44 Warga Sumut Meninggal Akibat DBD

Farida Noris    •    Sabtu, 26 Nov 2016 12:28 WIB
demam berdarah
44 Warga Sumut Meninggal Akibat DBD
Ilustrasi. Foto: Antara/Maulana Surya

Metrotvnews.com, Medan: Sebanyak 44 warga Sumatera Utara tercatat meninggal akibat menderita Demam Berdarah Dengue (DBD) selama 2016. Kasus kematian pasien DBD ini umumnya terjadi akibat ketidaktahuan masyarakat tentang fase kritis.

"Selama Januari-Oktober 2016, ada 44 orang meninggal akibat DBD. Di tahun sebelumnya kasus kematian akibat DBD juga menyebabkan 44 orang meninggal," kata Kepala Bidang PMK (Penanggulangan Masalah Kesehatan) Dinas Kesehatan Sumut dr.
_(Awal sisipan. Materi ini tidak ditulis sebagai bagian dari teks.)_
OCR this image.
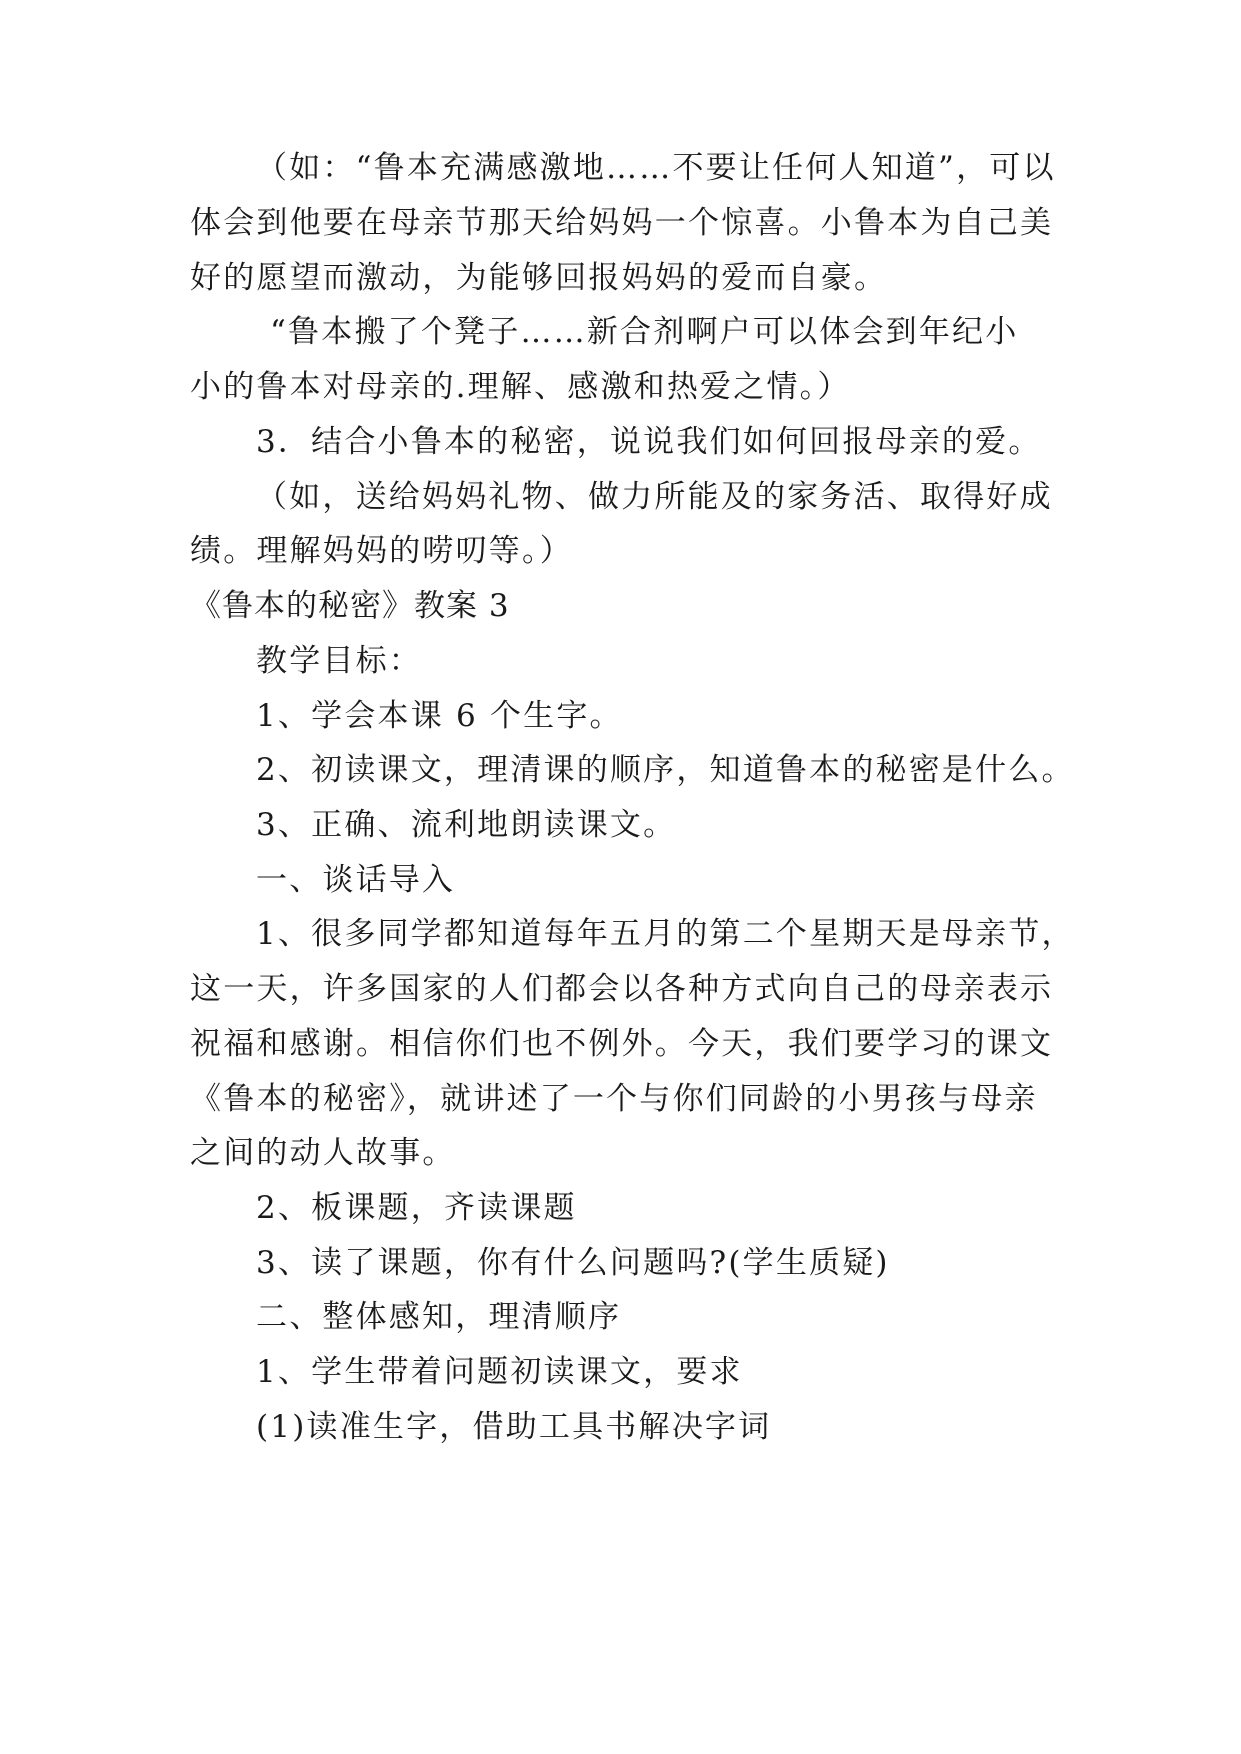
（如：“鲁本充满感激地……不要让任何人知道”，可以
体会到他要在母亲节那天给妈妈一个惊喜。小鲁本为自己美
好的愿望而激动，为能够回报妈妈的爱而自豪。
“鲁本搬了个凳子……新合剂啊户可以体会到年纪小
小的鲁本对母亲的.理解、感激和热爱之情。）
3．结合小鲁本的秘密，说说我们如何回报母亲的爱。
（如，送给妈妈礼物、做力所能及的家务活、取得好成
绩。理解妈妈的唠叨等。）
《鲁本的秘密》教案 3
教学目标：
1、学会本课 6 个生字。
2、初读课文，理清课的顺序，知道鲁本的秘密是什么。
3、正确、流利地朗读课文。
一、谈话导入
1、很多同学都知道每年五月的第二个星期天是母亲节，
这一天，许多国家的人们都会以各种方式向自己的母亲表示
祝福和感谢。相信你们也不例外。今天，我们要学习的课文
《鲁本的秘密》，就讲述了一个与你们同龄的小男孩与母亲
之间的动人故事。
2、板课题，齐读课题
3、读了课题，你有什么问题吗?(学生质疑)
二、整体感知，理清顺序
1、学生带着问题初读课文，要求
(1)读准生字，借助工具书解决字词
N.G. Hikmet, Jumat (25/11/2016)

Hikmet mengatakan kasus kematian tertinggi terjadi di Asahan. Di wilayah ini, ada 15 orang meninggal. Disusul Kota Medan 7 orang meninggal. Kemudian, Labuhan Batu Selatan 4 orang meninggal dan Nias Selatan 3 orang meninggal.

"DBD sering dimulai dengan kenaikan suhu yang mendadak disertai wajah panas memerah dan gejala flu. Demam biasanya berlangsung 2-7 hari dan suhunya bisa mencapai 41 derajat," jelasnya.

Pada kasus yang parah, kata Hikmet, kondisi pasien dapat tiba-tiba memburuk setelah beberapa hari demam. Saat itu, demam tinggi mulai mereda diikuti terjadinya rasa nyeri di bagian perut, perdarahan seperti mimisan, gelisah dan lemah, BAB hitam, perut membuncit, serta volume urine berkurang.

"Banyak yang mengira ketika demam mereda, penyakit yang diderita itu sudah hilang. Padahal, turunnya demam justru bisa menjadi pertanda terjadinya shock atau kritis. Ini harus diwaspadai," ucapnya.

Dia mengingatkan agar pasien DBD segera mendapatkan pertolongan medis. Karena, bila masa kritis tidak diatasi secara dini, pasien DBD bisa mengalami kebocoran plasma dan perdarahan pada saluran cerna yang bisa mengakibatkan kematian.

"Memang sulit bagi orang awam untuk mengetahui secara pasti apakah demam yang dialami disebabkan demam berdarah atau yang lain. Jadi, sangat dianjurkan untuk memeriksakan diri ke dokter," kata dia.